Namun, itu bukan masalah, sebab mereka telah membawa bahan-bahan yang dibutuhkan. Tidak ada aturan yang melarang membawa bahan ramuan lain, bukan? Bahkan, banyak murid lain yang juga membawa bahan sejak awal perlombaan ini dimulai.

Saat mereka melangkah lebih jauh, tiba-tiba terdengar suara teriakan penuh kesakitan yang memecah kesunyian hutan. Tanpa ragu, Remiel dan Soren langsung bergerak cepat menuju arah suara tersebut.

Begitu mereka tiba, pemandangan mengerikan menyambut mereka. Beberapa murid tampak tergeletak di tanah, tubuh mereka berlumuran darah. Di sisi lain, beberapa murid lain tengah bertarung sengit melawan tiga bayangan berupa asap hitam yang melayang dengan gerakan tak beraturan dan tampak mengintimidasi.

Soren segera merapalkan mantra pelindung dan menciptakan perisai energi yang cukup besar untuk menyembunyikan mereka berdua. Di balik pelindung itu, mereka mengamati situasi dengan seksama. Mata Remiel tak lepas dari bayangan-bayangan hitam yang bergerak lincah, sementara Soren memerhatikan keadaan murid-murid yang terluka, memastikan mereka masih dalam keadaan hidup.

“Makhluk kutukan?” Remiel berbisik, matanya menyipit, mencoba memahami bentuk dan gerakan asap-asap tersebut.

Soren menggeleng pelan. “Tidak yakin. Energi mereka tidak beraturan.”

Keduanya menyaksikan seorang murid mencoba menyerang salah satu bayangan dengan sihirnya, tetapi sihir itu hanya menembus asap hitam tanpa memberikan dampak apa pun. Bayangan itu malah membalas dengan serangan yang nyaris mengenai murid tersebut, memaksanya mundur.

Di kala mereka masih bersembunyi, tiba-tiba serangan energi kuat menghantam perisai Soren. Pelindungnya langsung retak dan pecah, menghempaskan mereka ke arah yang berbeda.

Remiel terlempar beberapa meter ke belakang, tubuhnya berguling di tanah. Rasa sakit menghantam seluruh tubuhnya, tetapi pandangannya segera tertuju pada Soren yang tak jauh darinya. Soren batuk hebat, darah segar mengalir dari sudut bibirnya, tanda luka dalam yang serius.

"Soren!" Remiel mencoba mendekat, namun baru beberapa langkah, sebuah serangan lain melesat ke arahnya.
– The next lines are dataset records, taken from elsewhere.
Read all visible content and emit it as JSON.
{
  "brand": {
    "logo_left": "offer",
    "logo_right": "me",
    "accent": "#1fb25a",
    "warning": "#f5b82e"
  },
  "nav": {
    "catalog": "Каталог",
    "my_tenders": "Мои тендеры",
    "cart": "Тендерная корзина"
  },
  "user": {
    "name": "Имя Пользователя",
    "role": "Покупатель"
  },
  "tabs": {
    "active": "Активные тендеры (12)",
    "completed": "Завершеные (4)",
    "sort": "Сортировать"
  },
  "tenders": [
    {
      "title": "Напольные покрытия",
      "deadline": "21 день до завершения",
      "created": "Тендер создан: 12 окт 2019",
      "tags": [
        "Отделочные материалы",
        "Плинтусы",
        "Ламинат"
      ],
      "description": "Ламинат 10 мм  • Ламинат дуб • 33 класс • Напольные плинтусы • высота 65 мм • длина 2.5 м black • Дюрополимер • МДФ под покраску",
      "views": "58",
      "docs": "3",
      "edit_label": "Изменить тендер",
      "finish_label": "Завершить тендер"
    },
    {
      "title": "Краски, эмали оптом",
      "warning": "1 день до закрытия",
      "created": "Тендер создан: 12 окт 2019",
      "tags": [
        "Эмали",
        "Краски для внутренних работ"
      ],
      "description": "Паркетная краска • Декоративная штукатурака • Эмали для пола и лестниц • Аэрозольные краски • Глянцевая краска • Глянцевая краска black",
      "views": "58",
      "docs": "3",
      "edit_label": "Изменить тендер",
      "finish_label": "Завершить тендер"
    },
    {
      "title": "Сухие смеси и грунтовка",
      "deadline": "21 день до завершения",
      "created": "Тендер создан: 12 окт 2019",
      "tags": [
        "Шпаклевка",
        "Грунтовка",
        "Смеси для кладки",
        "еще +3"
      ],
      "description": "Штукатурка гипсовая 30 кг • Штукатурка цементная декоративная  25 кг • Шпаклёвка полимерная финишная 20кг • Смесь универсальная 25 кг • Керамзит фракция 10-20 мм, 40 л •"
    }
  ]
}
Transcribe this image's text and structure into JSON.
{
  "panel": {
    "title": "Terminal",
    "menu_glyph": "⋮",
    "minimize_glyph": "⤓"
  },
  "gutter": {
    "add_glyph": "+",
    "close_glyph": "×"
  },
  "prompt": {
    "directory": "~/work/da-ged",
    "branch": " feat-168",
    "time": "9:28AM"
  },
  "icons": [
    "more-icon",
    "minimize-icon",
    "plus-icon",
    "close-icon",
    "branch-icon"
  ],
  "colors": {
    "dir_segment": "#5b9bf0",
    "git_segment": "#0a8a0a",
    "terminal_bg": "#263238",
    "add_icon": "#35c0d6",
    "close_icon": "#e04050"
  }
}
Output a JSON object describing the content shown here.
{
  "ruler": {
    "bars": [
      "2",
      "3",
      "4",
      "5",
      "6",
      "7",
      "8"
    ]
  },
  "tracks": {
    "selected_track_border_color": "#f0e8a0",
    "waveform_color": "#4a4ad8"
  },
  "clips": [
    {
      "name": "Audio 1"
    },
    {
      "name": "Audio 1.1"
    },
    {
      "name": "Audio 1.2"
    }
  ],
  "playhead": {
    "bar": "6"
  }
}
Ia refleks menghindar, tubuhnya bergerak cepat menyamping, nyaris terkena ledakan energi hitam itu.

Saat Remiel berdiri kembali, tiga sosok mulai tampak jelas di depannya. Asap-asap hitam itu bertransformasi menjadi bentuk manusia. Di tengah berdiri seorang perempuan dengan rambut hitam legam yang mengkilap, matanya berkilau di kegelapan. Di sebelahnya ada dua pria, satu dengan tubuh kekar dan rambut coklat pendek, sementara yang lain berambut hitam, panjang hingga sebahu.

"Rupanya ada murid yang cukup berani di sini," ucapnya dengan nada rendah namun penuh keangkuhan.

Remiel mencoba tetap tenang, meskipun ia waspada penuh. "Siapa kalian? Apa alasan kalian menyerang kami tanpa alasan?"

Pria bertubuh kekar dengan rambut coklat pendek tersenyum mengejek. “Menyerang? Kami hanya bersenang-senang dengan beberapa kekacauan saja.”

Pria berambut hitam sebahu itu tertawa pelan, menyeringai sambil maju selangkah. "Kau ingin bergabung dan mencoba?"

Remiel mengepalkan tangannya, menahan amarah yang perlahan menguasai dirinya. Sekilas, matanya menangkap salah seorang dari ketiga penyihir gelap itu melirik Soren, dengan segera ia berlari, berdiri tepat di hadapan Soren.

“Jangan pernah berani menyentuh temanku,” suara Remiel rendah namun sarat ancaman.

“Sangat menarik… Mari kita lihat, sampai sejauh mana kau mampu mempertahankannya,” ujar perempuan itu.

Remiel menegakkan posisi, memusatkan energinya sambil mengawasi ketiga sosok di depannya. Ia merasa adrenalin mengalir deras dalam darahnya, membangkitkan keberanian yang tersisa di dalam dirinya.

“Jika kalian ingin bertarung, maka aku akan melawannya!” teriaknya, suaranya penuh tekad.

Perempuan berambut hitam legam itu tersenyum sinis, “Sangat berani. Mari kita lihat seberapa kuat kau sebenarnya.”

Dengan gerakan cepat, perempuan itu meluncurkan serangan energi berbentuk gelombang hitam ke arah Remiel. Remiel dengan sigap melompat ke samping, menghindari serangan itu yang menghantam tanah dan menciptakan ledakan debu.

Namun, saat ia mendarat, pria bertubuh kekar itu sudah berdiri di depannya, memblokir jalannya. Dengan satu ayunan tangan, ia melepaskan serangan energi berputar yang langsung menuju ke arah Remiel.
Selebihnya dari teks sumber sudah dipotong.